Comment Hard up (Score 1) 37

The most bloated budget in the history of the world wants freebies from software developers? Really? Domain/framework-specific freebies? Thank you for your contribution to open source, US Army, but judging by the fact Slashdot can barely muster the will to snark, I don't think you're going to get a lot of contributions.

Comment Re:What are the practical results of this? (Score 1) 430

What I wouldn't give for a quality centrist party that's willing to compromise and work out policy that meets somewhere in the middle rather than having notthing but weird fringe parties who are way off to the edge in one extreme or another.

What are you complaining about? Obama is the best moderate Republican president to come along in years.

Comment News (Score 0) 79

"This is the closest we can get to something like Europa," said Slawek Tulaczyk, a glaciologist at the University of California...

So, not very close at all, considering that ocean is attached to all the world's oceans, which enjoy the benefits of most of the solar energy the planet receives impinging on a liquid surface. Europa is a long long way from the Sun, and the inverse square law is a bitch. While Jupiter really wants to grow up and become the brown dwarf it was always meant to be, it didn't. The radiation it puts out is hardly enough to make up the difference between the solar energy received by Earth and by Europa.

Is life in Europa possible? Yes. Liquid water indicates there is at least some energy to be had. Is high energy life possible? We can't categorically say no unless we go and look, but it's improbable.

Comment Re:A humble request (Score 1) 105

Please make them easily re-fuelable AND establish a real refueling system. Hell, add in the ability to replace / upgrade parts during the pit stops.

It seems obvious that if you want to support on-orbit refueling, you had better support on-orbit upgrades too. Satellites are basically big piles of electronics with solar wings. What iterates faster than electronics? Nothing. So if you're going to go to the trouble to maintain longevity on-orbit, you're going to want to update them when they're obsolete too.

That said, replaceable parts always make for a bigger device than an integrated system. Traditionally the space industry has counted and begrudged every gram, because putting any more grams into orbit than you had to would cost you a fortune greater than the technical expertise needed to eliminate the extra grams. SpaceX launch costs might put a dent in that attitude, but won't eliminate it entirely. SpaceX launch costs after first stage reuse is perfected may actually tip the balance. But probably not.

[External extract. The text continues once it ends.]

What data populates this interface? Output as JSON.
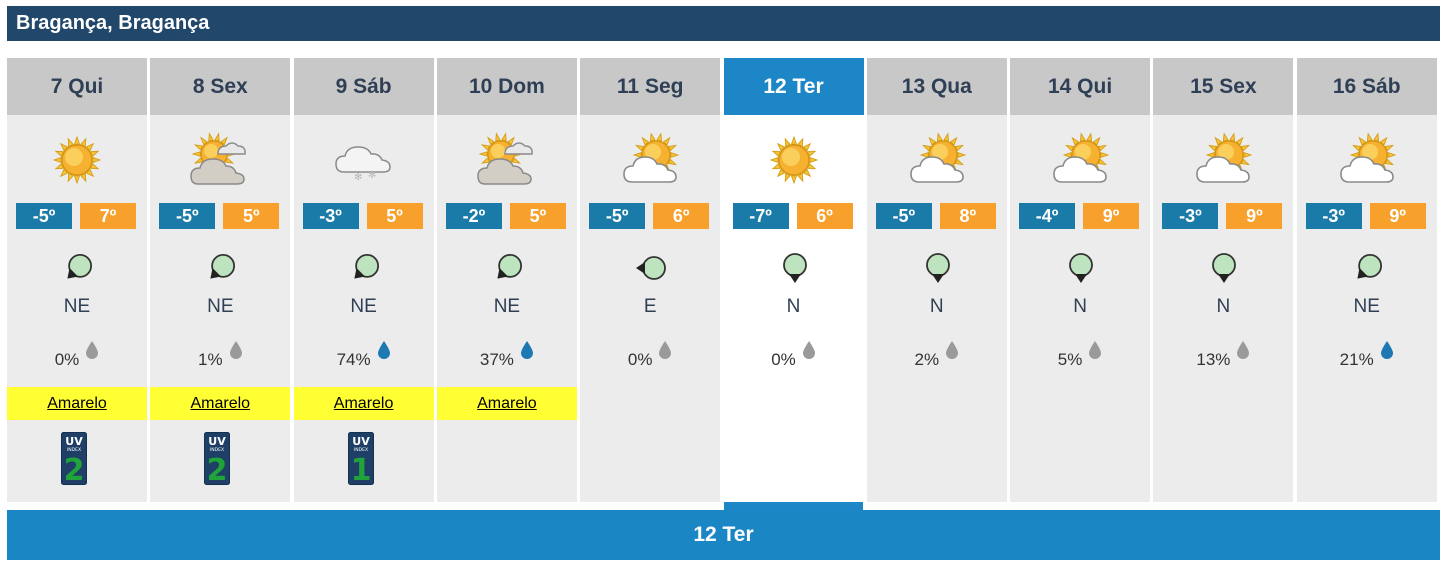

Judging by the quoted numbers of satellites, the SpaceX launch cost reduction bonus is going to mostly be spent on lofting a larger constellation, rather than increasing maintainability. Considering replaceable boards reduces reliability (launch vibration + unsoldered connection == bad), that's probably the prudent choice. It won't contribute much to the space junk problem. Stuff in low Earth orbit has a tendency to fall out of orbit quite quickly, relatively speaking.

Comment Re:Full WSJ article NoRegReq (Score 1) 105

I had to re-read the article about five times trying to figure out what hiring African-Americans had to do with anything else. I still don't know.

That looks like the author was trying to say that Google had hired multilingual African-Americans to be able to easily speak to African governments, locations that are known to be under-served in the Internet connection department. The theory being that Google could more easily grow a subscriber base where there is zero competition than where there is some competition.

Then a hamfisted editor decided that made the article too long, and cut out three sentences and put in that stupid phrase.